El informe médico indica que el tratamiento duró tres años aproximadamente, seguido de estrictos controles periódicos; han pasado siete años del inicio del tratamiento, y tras los controles y estudios citogenéticos y moleculares, se demuestra que no existe rastro de la enfermedad.

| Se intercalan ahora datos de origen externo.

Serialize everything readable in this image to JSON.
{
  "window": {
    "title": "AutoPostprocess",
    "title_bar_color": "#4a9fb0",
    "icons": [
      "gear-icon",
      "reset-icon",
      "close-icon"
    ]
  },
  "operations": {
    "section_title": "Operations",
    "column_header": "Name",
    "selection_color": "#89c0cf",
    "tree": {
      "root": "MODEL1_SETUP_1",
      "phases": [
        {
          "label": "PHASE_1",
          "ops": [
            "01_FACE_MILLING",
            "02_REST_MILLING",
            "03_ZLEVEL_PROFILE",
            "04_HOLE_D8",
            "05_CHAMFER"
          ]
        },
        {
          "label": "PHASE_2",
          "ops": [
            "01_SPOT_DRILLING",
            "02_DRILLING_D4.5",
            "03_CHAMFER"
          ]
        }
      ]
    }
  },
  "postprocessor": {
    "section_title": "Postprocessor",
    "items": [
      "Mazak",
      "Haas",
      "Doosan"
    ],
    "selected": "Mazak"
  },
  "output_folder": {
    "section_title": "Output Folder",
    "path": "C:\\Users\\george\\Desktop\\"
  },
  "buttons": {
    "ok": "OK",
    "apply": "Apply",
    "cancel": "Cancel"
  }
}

Parte del testimonio de los difíciles momentos que le tocó atravesar, Ana María Morales recuerda que a sus hijas les habían dicho que no pasaría más de 24 horas, debido a la excesiva pérdida de sangre por todos lados, pero a pesar de ello se aferró a Dios, a Chiquitunga y con la ayuda de los médicos del Hospital de Clínicas, hoy se encuentra completamente curada de la leucemia. Explicó que la enfermedad se le manifestó de manera repentina; ella es masajista y empezó a perder fuerzas y dejó de caminar.
“Antes que nada me aferré a Dios y a la Chiquitunga, mi fe me sanó; por otro lado la ciencia médica y los médicos del Hospital de Clínicas, que procuraron mucho por mi recuperación. Estoy muy agradecida y arriba la medicina paraguaya, ya que no necesité salir del país para sanarme de la leucemia”, refirió la paciente.
Sobre el contexto de la religiosidad, los especialistas explican que la paciente es una persona muy carismática y religiosa, por lo que además se atribuye que hubo una ayuda celestial para su cura, ya que la misma presentaba un cuadro grave y difícil, con nulas probabilidades de volver a caminar, pero a pesar de eso su lenta pero progresiva recuperación se manifestaba como algo milagroso.
“Los profesionales aplicamos todos los conocimientos científicos en estos tipos de casos, pero también decimos que Dios es el que nos ilumina, nos guía y nos da la fuerza para que todo vaya bien”, concluyó la hematóloga.